Not being familiar with account overdraft protection
Overdraft protection in a current account shields you from declined cheques and card transactions. It ensures that your transactions go through even if your balance has gone below Rs 0 and saves you from the embarrassment of a bounced cheque and even the hefty fines that might be imposed.
Overdraft protection entails the linking of your current account with a savings account. This way, the overdraft protection feature will automatically transfer the money from your linked savings account to cover your transactions if you do not have the necessary funds in the current account. This way, your transactions are not declined.
However, there is a fee that your bank could charge each time this happens. Most banks allow customers a grace period to deposit the required amount in the account. Confirm the rules surrounding overdraft protection with your relationship manager.
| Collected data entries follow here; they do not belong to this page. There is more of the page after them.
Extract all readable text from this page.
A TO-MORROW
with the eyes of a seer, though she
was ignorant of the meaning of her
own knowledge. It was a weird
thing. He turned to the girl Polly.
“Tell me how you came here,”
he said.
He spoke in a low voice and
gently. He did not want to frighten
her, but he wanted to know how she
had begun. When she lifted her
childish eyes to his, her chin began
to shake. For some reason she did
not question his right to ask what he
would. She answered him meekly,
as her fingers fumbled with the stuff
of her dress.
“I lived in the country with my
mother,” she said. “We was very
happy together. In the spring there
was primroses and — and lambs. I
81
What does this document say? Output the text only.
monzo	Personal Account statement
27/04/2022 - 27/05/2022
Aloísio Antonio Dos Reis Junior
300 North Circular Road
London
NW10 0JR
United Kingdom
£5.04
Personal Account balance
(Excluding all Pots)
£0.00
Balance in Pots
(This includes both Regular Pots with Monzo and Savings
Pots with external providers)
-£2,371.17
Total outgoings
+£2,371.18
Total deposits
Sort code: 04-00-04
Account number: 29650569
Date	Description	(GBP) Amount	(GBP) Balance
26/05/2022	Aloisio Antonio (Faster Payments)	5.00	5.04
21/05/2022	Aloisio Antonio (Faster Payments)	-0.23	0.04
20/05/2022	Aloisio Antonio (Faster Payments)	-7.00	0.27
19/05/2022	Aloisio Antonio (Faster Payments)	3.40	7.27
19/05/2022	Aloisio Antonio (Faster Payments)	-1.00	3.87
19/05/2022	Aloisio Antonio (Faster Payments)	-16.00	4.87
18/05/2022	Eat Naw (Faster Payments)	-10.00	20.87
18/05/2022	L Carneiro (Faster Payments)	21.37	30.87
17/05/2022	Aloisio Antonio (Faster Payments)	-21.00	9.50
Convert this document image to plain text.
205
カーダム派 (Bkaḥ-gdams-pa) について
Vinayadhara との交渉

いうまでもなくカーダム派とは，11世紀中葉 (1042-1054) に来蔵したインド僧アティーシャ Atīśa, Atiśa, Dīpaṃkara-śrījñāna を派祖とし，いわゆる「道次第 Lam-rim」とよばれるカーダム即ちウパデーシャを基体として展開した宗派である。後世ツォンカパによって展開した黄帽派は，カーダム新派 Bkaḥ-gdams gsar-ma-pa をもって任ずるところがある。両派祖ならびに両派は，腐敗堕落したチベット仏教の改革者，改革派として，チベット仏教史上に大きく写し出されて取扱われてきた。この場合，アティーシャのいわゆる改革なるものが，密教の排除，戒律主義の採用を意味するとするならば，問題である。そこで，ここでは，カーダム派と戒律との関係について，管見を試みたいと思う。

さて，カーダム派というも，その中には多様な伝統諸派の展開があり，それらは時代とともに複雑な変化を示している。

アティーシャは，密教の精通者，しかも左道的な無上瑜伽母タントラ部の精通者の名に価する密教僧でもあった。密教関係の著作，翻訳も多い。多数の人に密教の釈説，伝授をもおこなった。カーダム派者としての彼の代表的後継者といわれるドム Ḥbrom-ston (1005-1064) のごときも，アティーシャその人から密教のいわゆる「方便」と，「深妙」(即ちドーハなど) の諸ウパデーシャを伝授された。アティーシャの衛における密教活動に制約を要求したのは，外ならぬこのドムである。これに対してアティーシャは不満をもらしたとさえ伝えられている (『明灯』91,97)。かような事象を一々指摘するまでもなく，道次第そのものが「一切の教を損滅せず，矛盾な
Not keeping track of transactions
Phone and email alerts are the most convenient methods of maintaining a tab on your finances. Not keeping a track of them ranks high among the list of mistakes that should be avoided.
Such alerts, above anything, can inform you of potentially suspicious activity. Set up a system where you receive an alert each time a new transaction occurs in your account. This will immediately alert you if someone makes a fraudulent transaction and you can reach out to the bank to stop it.
Not checking transaction history before closing the account
If you are closing your current account, you must check your passbook or your online statement to make sure that all transactions have been cleared. If a cheque comes through after the account has been closed, it will be returned to the depositor and you will incur a returned item fee.
Using a high-fee account
A common mistake with using a current account is having one that incurs high fees, including maintenance, overdraft, etc. Making the switch to a fee-friendly bank can help you avoid such fees and save your money. Nowadays, you can easily link and transfer your money between accounts, which makes switching bank accounts a hassle-free affair.
Check with your bank about the fee it charges on current accounts and make the switch to a bank account that charges low or no fee.
Keeping more money than required
While it is prudent to maintain a sufficient balance in your current account so that all your transactions go through, it does not mean that you keep more than what is necessary.
Keeping your extra money in a current account can be counter-intuitive as you would not be earning any interest. This extra money is better off in a savings account, where it can earn interest.
Maintain just enough in your account to cover your bills and expenses and keep tracking it.
Conclusively, a checking account can be very beneficial to you. Just avoid committing the above mistakes to make the most of it.